Über Monate hinweg hätten der Bund und die betroffenen Länder die finanzielle Kompensation für den Kohleausstieg verhandelt. „Ramelow hat in der ganzen Zeit nicht einmal den Mund aufgemacht. Er hat die Hände in den Schoss gelegt, obwohl es als Ministerpräsident seine Pflicht gewesen wäre, für die Interessen des Altenburger Landes als Teil der mitteldeutschen Braunkohleregion zu kämpfen“, kritisiert Zippel. Dies geschah gegen alle frühzeitigen Warnungen der CDU-Fraktion und des Landkreises. Die Thüringer CDU habe Bundeswirtschaftsminister Peter Altmaier bereits vor Wochen darauf hingewiesen, dass die Landesregierung hier ihre Hausaufgaben nicht gemacht habe.

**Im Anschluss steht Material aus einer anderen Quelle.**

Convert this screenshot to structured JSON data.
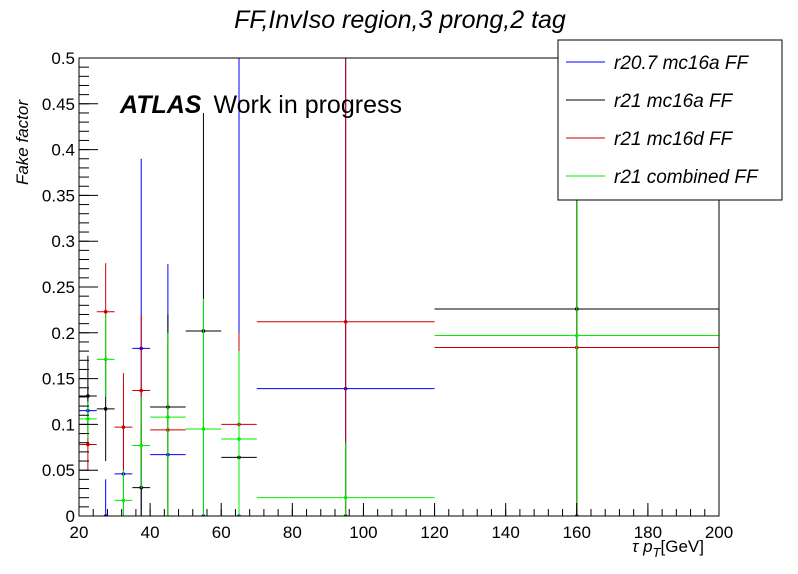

Deshalb werden nun am 8. Oktober die beiden Abgeordneten aus dem Altenburger Land, Simone Schulze und Christoph Zippel, gemeinsam mit Landesparteichef Mike Mohring zu einem persönlichen Treffen mit Altmaier kommen. „Die Thüringer Union möchte Nachbesserungen für Altenburg erreichen“, so Zippel: „Ramelow dagegen hat geschlafen, weil ihm das Thema egal war. Das passt ins Bild der rot-rot-grünen Regierung, die ihren Blick nur auf die Großstädte richtet und den ländlichen Raum in den vergangenen fünf Jahren systematisch finanziell ausbluten ließ.“

Zum Hintergrund:

Bereits am 31. Januar 2019 hatte die Kommission „Wachstum, Strukturwandel und Beschäftigung“ ihren Abschlussbericht an die Bundesregierung übergeben. Darin ist das Altenburger Land als Teil des Mitteldeutschen Braunkohlereviers erwähnt. Auf Basis dieses Berichts hat die Bundesregierung mit den betroffenen Ländern ein strukturpolitisches Gesamtkonzept zur Unterstützung der Kohleregionen erarbeitet. Am 22. Mai wurden diese Beschlussempfehlungen durch das Bundeskabinett beschlossen.